A Phase II Study of the Efficacy and Safety of the Srmt (Sintilimab, Rituximab, Methotrexate, and Temozolomide) Regimen in Newly Diagnosed Primary Central Nervous System Lymphoma

BACKGROUND

Primary central nervous system lymphoma (PCNSL) is a rare and aggressive subtype of lymphoma with poor prognosis. One potential therapeutic approach could involve targeting the programmed death-1 (PD-1) immune checkpoint pathway, as these tumors often express PD-L1. However, the efficacy of this strategy using sintilimab in combination with immunochemotherapy as frontline therapy for patients with newly diagnosed PCNSL remains uncertain.

METHODS

In this phase II trial with a safety run-in, we enrolled treatment-naive PCNSL patients between the ages of 18 and 70, who had an Eastern Cooperative Oncology Group (ECOG) performance status of 0-2. All patients were given sintilimab combined with rituximab, high-dose methotrexate and temozolomide (SRMT) regimen (six cycles every 21 days): sintilimab (200 mg, i.v., Day-0), rituximab (375 mg/m ², i.v., Day-0), methotrexate (3.0 g/m ², i.v., Day-1 or 1.0 g/m ² for patients aged ≥65 years, and temozolamide (150 mg/m ²/d, p.o., Days 1-5).

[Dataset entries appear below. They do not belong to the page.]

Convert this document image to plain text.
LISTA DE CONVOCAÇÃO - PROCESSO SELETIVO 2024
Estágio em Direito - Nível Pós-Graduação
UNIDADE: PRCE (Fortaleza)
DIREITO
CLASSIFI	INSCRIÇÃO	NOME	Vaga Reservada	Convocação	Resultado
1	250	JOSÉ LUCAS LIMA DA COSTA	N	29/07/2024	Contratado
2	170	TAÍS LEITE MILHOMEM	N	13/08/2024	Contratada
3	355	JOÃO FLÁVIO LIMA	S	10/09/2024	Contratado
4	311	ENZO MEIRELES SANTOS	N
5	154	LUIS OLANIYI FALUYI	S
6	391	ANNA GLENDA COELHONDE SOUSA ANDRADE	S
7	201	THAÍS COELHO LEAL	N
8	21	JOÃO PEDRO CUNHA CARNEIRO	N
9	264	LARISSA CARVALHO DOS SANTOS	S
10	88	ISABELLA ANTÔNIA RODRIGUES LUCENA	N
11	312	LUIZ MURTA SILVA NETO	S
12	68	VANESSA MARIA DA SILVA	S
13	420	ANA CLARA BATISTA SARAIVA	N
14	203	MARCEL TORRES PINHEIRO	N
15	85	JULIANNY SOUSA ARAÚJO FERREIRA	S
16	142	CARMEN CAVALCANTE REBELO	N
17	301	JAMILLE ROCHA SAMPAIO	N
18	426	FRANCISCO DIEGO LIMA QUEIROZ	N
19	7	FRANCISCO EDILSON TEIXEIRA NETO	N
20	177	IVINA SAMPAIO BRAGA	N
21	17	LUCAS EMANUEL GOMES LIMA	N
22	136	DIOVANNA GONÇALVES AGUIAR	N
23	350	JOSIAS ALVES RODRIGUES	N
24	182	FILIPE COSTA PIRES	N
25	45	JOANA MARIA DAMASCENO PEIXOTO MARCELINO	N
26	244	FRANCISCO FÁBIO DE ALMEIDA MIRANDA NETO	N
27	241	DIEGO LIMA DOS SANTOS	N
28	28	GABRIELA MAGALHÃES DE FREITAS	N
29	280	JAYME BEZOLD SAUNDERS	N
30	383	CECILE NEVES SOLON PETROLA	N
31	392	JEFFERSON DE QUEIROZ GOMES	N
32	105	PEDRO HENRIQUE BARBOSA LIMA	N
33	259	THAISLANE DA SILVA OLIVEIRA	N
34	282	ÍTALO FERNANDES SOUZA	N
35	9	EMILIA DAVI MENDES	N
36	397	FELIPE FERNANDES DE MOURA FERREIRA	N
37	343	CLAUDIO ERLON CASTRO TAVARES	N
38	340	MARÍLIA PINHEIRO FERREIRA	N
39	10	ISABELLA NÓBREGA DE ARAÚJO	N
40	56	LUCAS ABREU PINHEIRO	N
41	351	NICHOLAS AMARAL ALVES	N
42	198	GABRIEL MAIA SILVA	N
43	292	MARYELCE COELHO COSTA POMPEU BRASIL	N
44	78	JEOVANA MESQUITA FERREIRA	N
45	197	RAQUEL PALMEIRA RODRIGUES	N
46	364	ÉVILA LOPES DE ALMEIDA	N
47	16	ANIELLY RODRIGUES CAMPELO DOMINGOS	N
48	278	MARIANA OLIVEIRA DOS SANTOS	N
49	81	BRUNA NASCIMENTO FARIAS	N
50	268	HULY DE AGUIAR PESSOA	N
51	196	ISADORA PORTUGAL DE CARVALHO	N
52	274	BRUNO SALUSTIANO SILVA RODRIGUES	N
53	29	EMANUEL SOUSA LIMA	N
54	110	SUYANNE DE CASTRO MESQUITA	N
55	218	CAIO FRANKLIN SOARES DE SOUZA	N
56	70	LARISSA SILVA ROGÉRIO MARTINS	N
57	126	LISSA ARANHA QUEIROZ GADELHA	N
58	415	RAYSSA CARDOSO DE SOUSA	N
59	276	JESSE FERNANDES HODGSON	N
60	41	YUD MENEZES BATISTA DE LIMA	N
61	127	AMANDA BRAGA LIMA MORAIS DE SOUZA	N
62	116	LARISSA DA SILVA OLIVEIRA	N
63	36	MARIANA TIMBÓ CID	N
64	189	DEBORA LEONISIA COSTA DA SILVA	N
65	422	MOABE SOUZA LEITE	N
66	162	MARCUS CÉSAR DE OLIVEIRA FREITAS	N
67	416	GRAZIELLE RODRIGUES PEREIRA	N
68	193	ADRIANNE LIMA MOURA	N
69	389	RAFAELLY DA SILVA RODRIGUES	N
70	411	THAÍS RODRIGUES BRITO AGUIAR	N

The primary outcome was overall response rate (ORR), with secondary outcomes including duration of response (DOR), progression-free survival (PFS), overall survival (OS), safety, and potential biomarkers.

RESULTS

Between 3 April 2020 and 23 August 2022, a total of 28 patients were enrolled. No dose-limiting toxicities were observed during the safety run-in period. Among 27 evaluable patients, the primary outcome was met with an impressive ORR of 96.3% (95% CI: 81-99.9%). In detail, 25 patients (92.6%) achieved a complete response and one (3.7%) exhibited a partial response. As of 7 April 2023, the median follow-up was 20.8 months. The Medians for DOR, PFS, and OS were not reached. Remarkably, 2-year PFS and 2-year OS were 65.4% (48.1-88.8%) and 88.5% (74.1-100%), respectively. The most common grade 3-4 treatment-related toxicities were increased levels of alanine aminotransferase (18.5%) and aspartate aminotransferase (14.8%). Additionally, the receiver operating characteristic analysis revealed that the baseline IL10/IL6 ratio in cerebrospinal fluid exhibited promising performance in predicting PFS, achieving an area under curve of 0.91 at 2 years.

CONCLUSIONS

The SRMT regimen as frontline treatment for PCNSL is highly efficacious and well tolerated. (Chinese Clinical Trial Registry number: ChiCTR1900027433).